Quando se afirma que esse comportamento é ensinado ao trabalhador da segurança pública, basta lembrarmos as declarações públicas do então comandante da ROTA de São Paulo, Ricardo Araújo. Ele afirmou que “se o policial for abordar uma pessoa na periferia da mesma forma que abordaria uma pessoa aqui nos Jardins, vai ter dificuldade… Ele tem que se adaptar àquele meio”*. A fala sintetiza explicitamente a lógica de diferenciação territorial que estrutura a prática policial no país: não se trata apenas de variações individuais de conduta, mas de uma pedagogia institucional que orienta intervenções distintas conforme o território e o corpo abordado.
Em resumo: o policial é fração de classe que atende aos comandos estatais, sendo instrumentalizado ideologicamente para a manutenção do controle popular pelo Estado. Sempre é bom lembrar que a seletividade não é um defeito do sistema penal – ela é sua essência. A seleção penal mantém a desigualdade, garante a disciplina e o controle da força de trabalho, assegura a circulação de mercadorias e produz os “inimigos internos”.
Desta forma, o custo político é diferencialmente distribuído. Em bairros nobres, uma intervenção violenta é imediatamente problematizada. Na periferia, a mesma ação pode ser invisibilizada, normalizada ou até apoiada*. As frações de classe fagocitam-se permanentemente diante do bombardeio cultural hegemônico. A seletividade não é acidental: ela é parte da própria lógica intervencionista, uma tecnologia de controle que opera conforme a hierarquia moral das vidas.
Dentro dessa engrenagem, a polícia age politicamente de acordo com os incentivos do sistema, e não apenas com as normas jurídicas.

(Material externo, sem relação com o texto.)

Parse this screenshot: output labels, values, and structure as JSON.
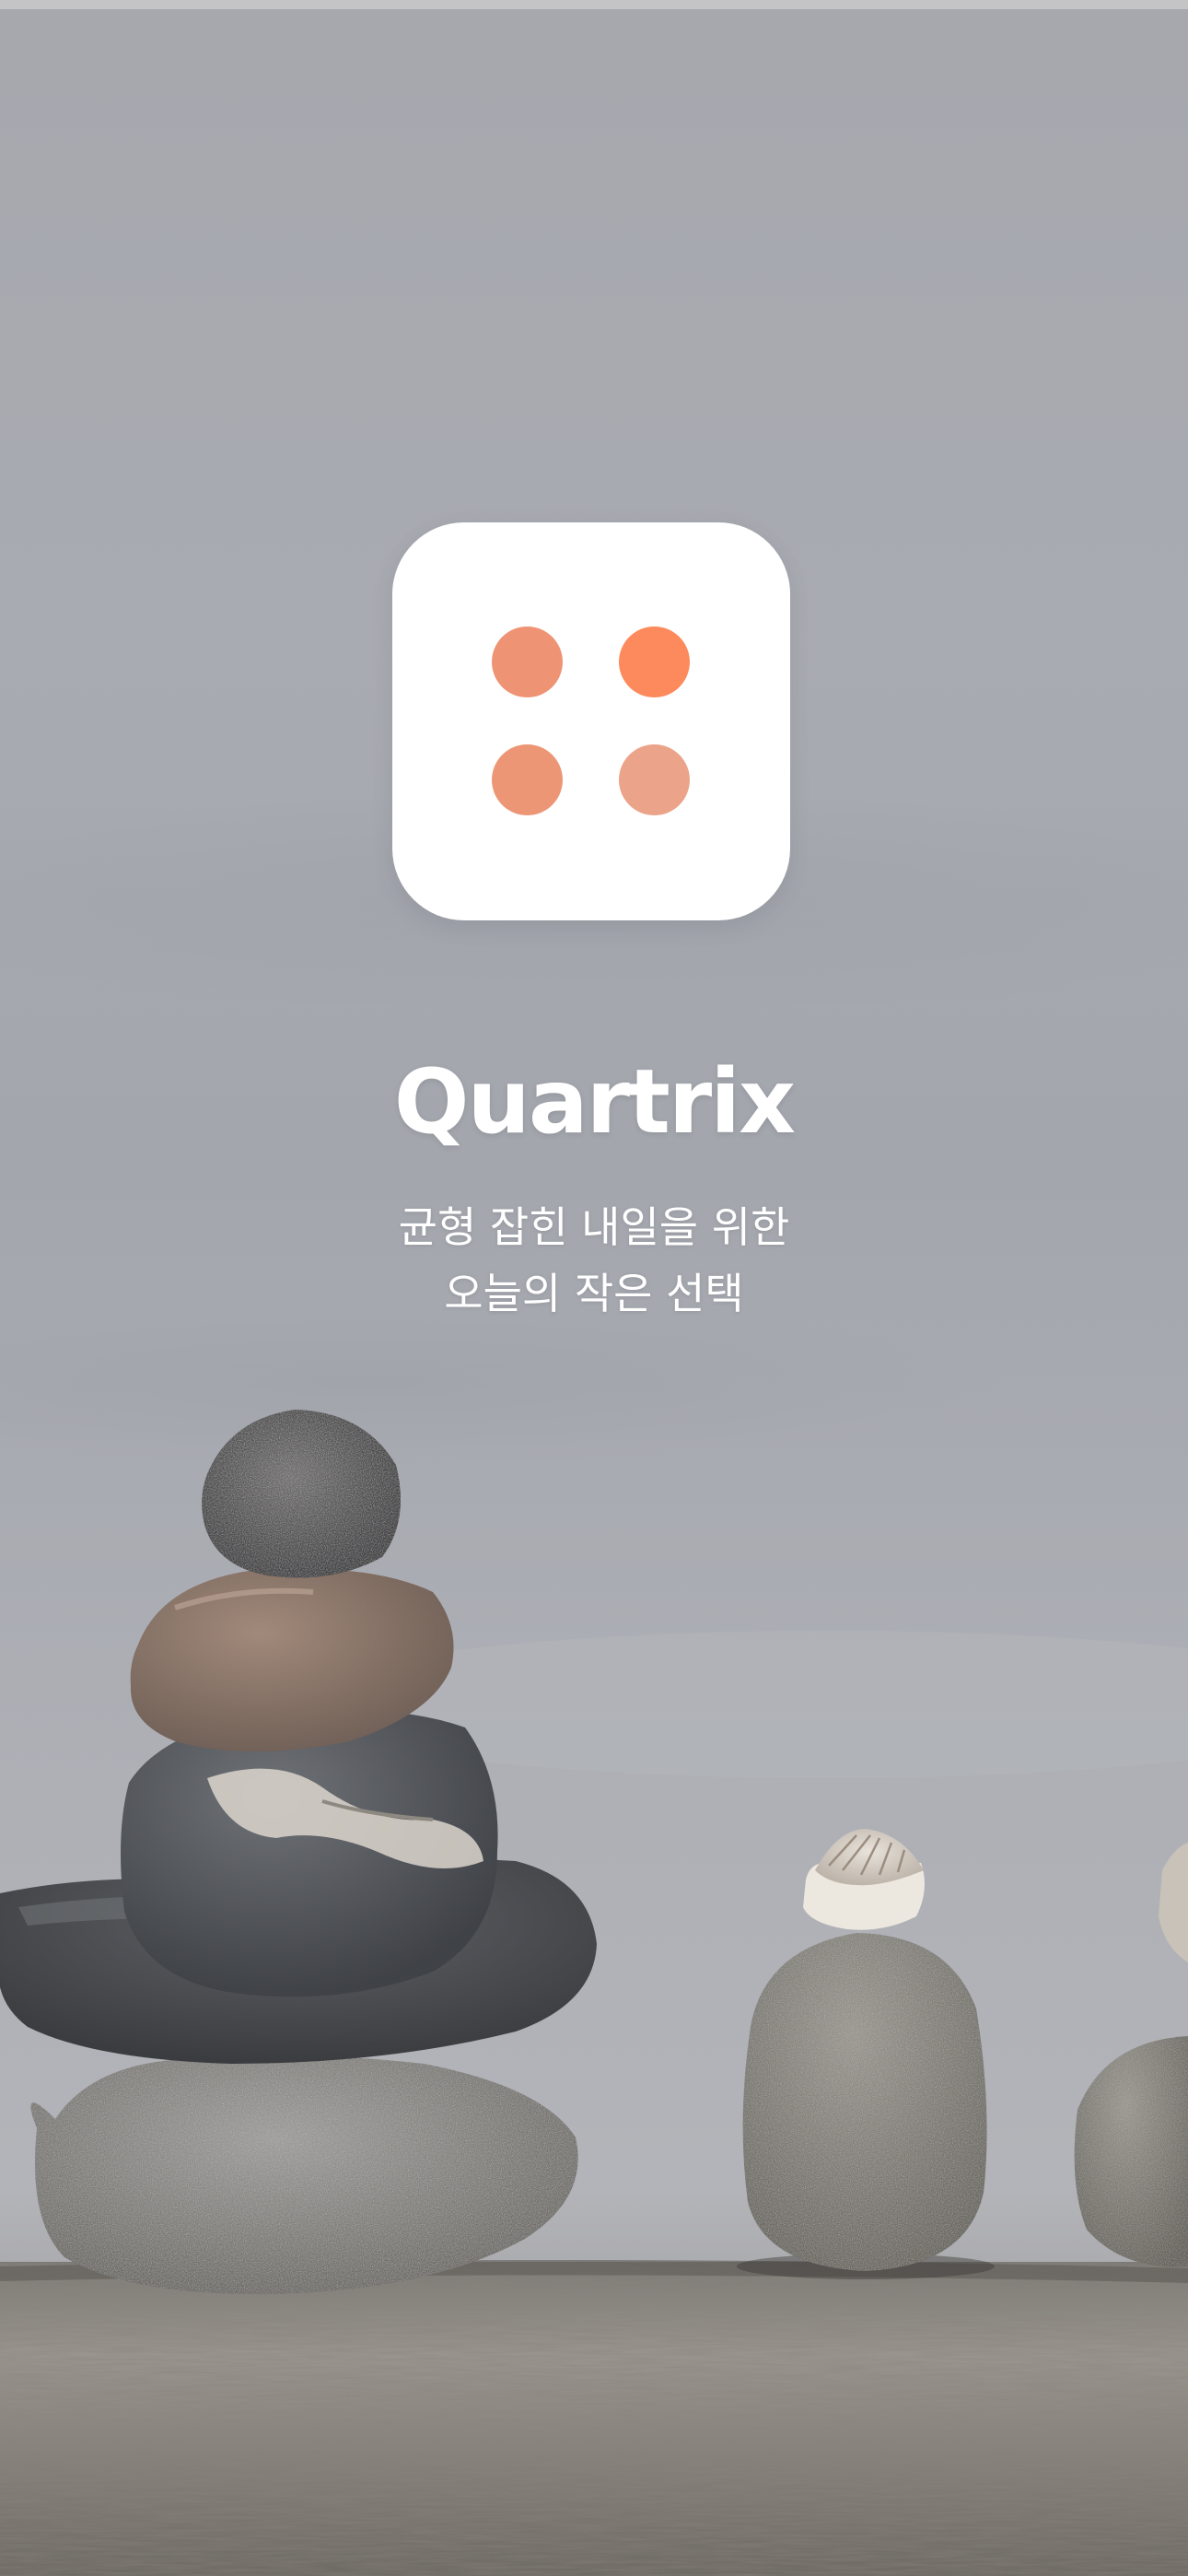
{
  "app": {
    "name": "Quartrix",
    "tagline_line1": "균형 잡힌 내일을 위한",
    "tagline_line2": "오늘의 작은 선택"
  },
  "logo": {
    "icon": "four-dots-logo-icon",
    "dot_colors": [
      "#ee9474",
      "#fd8a5c",
      "#ed9676",
      "#eba389"
    ],
    "background": "#ffffff"
  },
  "background_image": {
    "subject": "stacked-stone-cairns-on-driftwood-beach-photo"
  },
  "colors": {
    "text": "#ffffff",
    "sky": "#a9abb1"
  }
}
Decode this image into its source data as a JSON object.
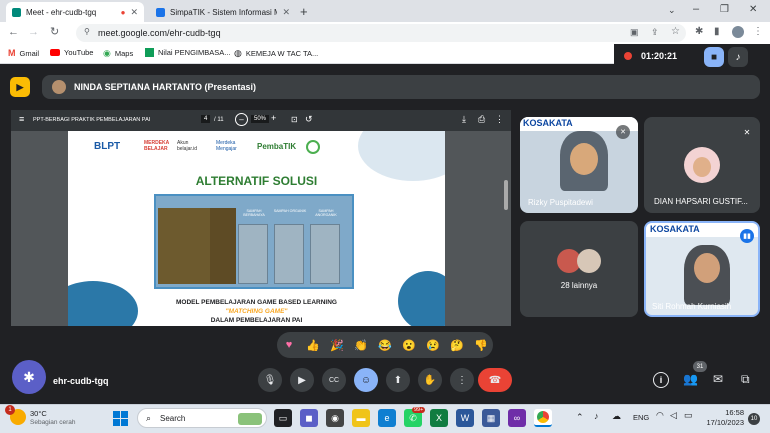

O Direito é circunstancial. O uso da força não responde somente ao risco real da situação, mas ao risco político da repercussão. É por isso que o Estado é mais letal, majoritariamente, onde neutralizar é permitido — e gentil onde preservar vidas é necessário.
Entender a letalidade policial no Brasil exige, portanto, compreender essa cartografia desigual da vida. Um Estado que abandonou a pauta dos direitos fundamentais de algumas pessoas produz um ambiente no qual a morte torna-se politicamente útil em determinados locais. É essa assimetria que revela a dimensão mais profunda do cálculo político da intervenção policial neste país latino-americano.
O cenário é o pior possível: a Esquerda Punitiva avança em campo fértil, ajudando a regar com sangue essa quadra histórica*.
O trabalhador da segurança, escudeiro dos politicamente responsáveis por essas violações, acaba sendo tragado por esse mandato policial desenhado há décadas no Direito Penal Subterrâneo*.
Somente ao reconhecer essa lógica seletiva, e enfrentar as estruturas que a alimentam, será possível construir um modelo de segurança de direitos que atue com equidade e legalidade em todos os territórios e para todos os corpos.
Referências:
*A teoria da Associação Diferencial é tratada por Edwin Sutherland e Donald R. Cressey no livro “Principles of Criminology”, lançado nos anos 40.
*https://g1.globo.com/fantastico/noticia/2022/10/23/roberto-jefferson-ataca-policiais-federais-com-granadas-e-tiros-de-fuzil-e-se-entrega-apos-8-horas-desrespeitando-ordem-do-stf.ghtml
*https://www.estadao.com.br/sao-paulo/abordagem-nos-jardins-tem-de-ser-diferente-da-periferia-diz-novo-comandante-da-rota/
*Maria Lúcia Karam trata do tema em sua obra “A “esquerda Punitiva – Vinte e Cinco Anos Depois”, lançada em 2021.
*Zaffaroni trata desse assunto no livro “Em Busca das Penas Perdidas: A Perda de Legitimidade do Sistema Penal”, lançado no Brasil em 1991.